Texas city ranks first for flex-office growth in largest markets


Houston is not just Texas’ largest city. By many measures, it’s also the one with the most urban sprawl—which is saying a lot in a state that also contains low-density metros Dallas-Fort Worth, San Antonio and Austin.

That tendency to spread out all over the place could be one of the reasons Houston was the largest U.S. market to show growth in its office flex-space—also known as coworking space—for most of last year. It was also the only large city studied in a recent CBRE report to show any expansion in the flex-space sector from the fourth quarter of 2020 through the third quarter of 2021.
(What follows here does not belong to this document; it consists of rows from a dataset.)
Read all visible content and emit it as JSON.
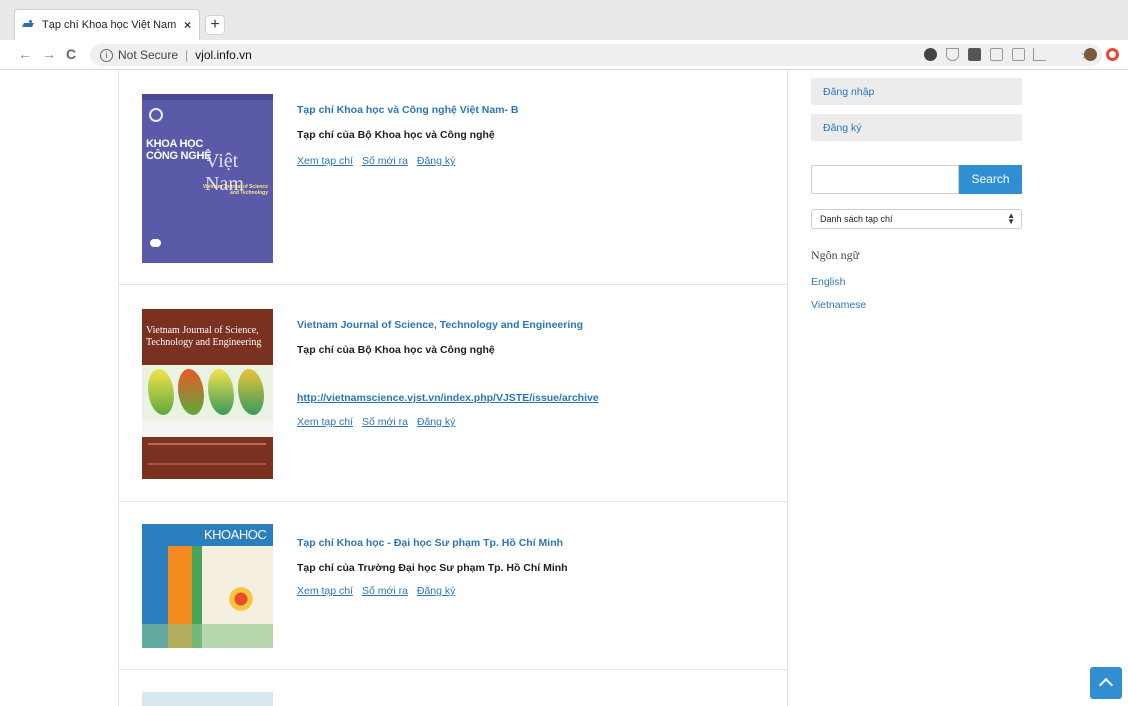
{
  "browser": {
    "tab_title": "Tạp chí Khoa học Việt Nam Tr",
    "tab_close": "×",
    "new_tab": "+",
    "back": "←",
    "forward": "→",
    "reload": "C",
    "security": "Not Secure",
    "url": "vjol.info.vn",
    "bookmark": "☆"
  },
  "journals": [
    {
      "title": "Tạp chí Khoa học và Công nghệ Việt Nam- B",
      "publisher": "Tạp chí của Bộ Khoa học và Công nghệ",
      "link": "",
      "actions": [
        "Xem tạp chí",
        "Số mới ra",
        "Đăng ký"
      ],
      "cover_text": [
        "KHOA HỌC",
        "CÔNG NGHỆ",
        "Việt Nam",
        "Vietnam Journal of Science and Technology"
      ]
    },
    {
      "title": "Vietnam Journal of Science, Technology and Engineering",
      "publisher": "Tạp chí của Bộ Khoa học và Công nghệ",
      "link": "http://vietnamscience.vjst.vn/index.php/VJSTE/issue/archive",
      "actions": [
        "Xem tạp chí",
        "Số mới ra",
        "Đăng ký"
      ],
      "cover_text": [
        "Vietnam Journal of Science,",
        "Technology and Engineering"
      ]
    },
    {
      "title": "Tạp chí Khoa học - Đại học Sư phạm Tp. Hồ Chí Minh",
      "publisher": "Tạp chí của Trường Đại học Sư phạm Tp. Hồ Chí Minh",
      "link": "",
      "actions": [
        "Xem tạp chí",
        "Số mới ra",
        "Đăng ký"
      ],
      "cover_text": [
        "KHOAHOC"
      ]
    }
  ],
  "sidebar": {
    "login": "Đăng nhập",
    "register": "Đăng ký",
    "search_button": "Search",
    "search_value": "",
    "journal_list_selected": "Danh sách tạp chí",
    "language_heading": "Ngôn ngữ",
    "languages": [
      "English",
      "Vietnamese"
    ]
  }
}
CBRE reports a 5.3 percent expansion in the city during that period, with the seventh-largest flex space inventory among all the markets the company analyzed. Flex space accounted for 1.4 percent of office space in the city, which was about 3.1 million square feet at the end of the study period. It credits Dallas-founded coworking company Common Desk—the first company WeWork bought after going public late last year—for leading the charge in the Houston expansion.

The report analyzed 49 North American markets and found that 15 recorded a net expansion of flex square footage for that period, 28 showed a net contraction and six saw no change. Most of the expansion took place in secondary and satellite markets such as suburban Maryland. Houston was the largest market to post an increase.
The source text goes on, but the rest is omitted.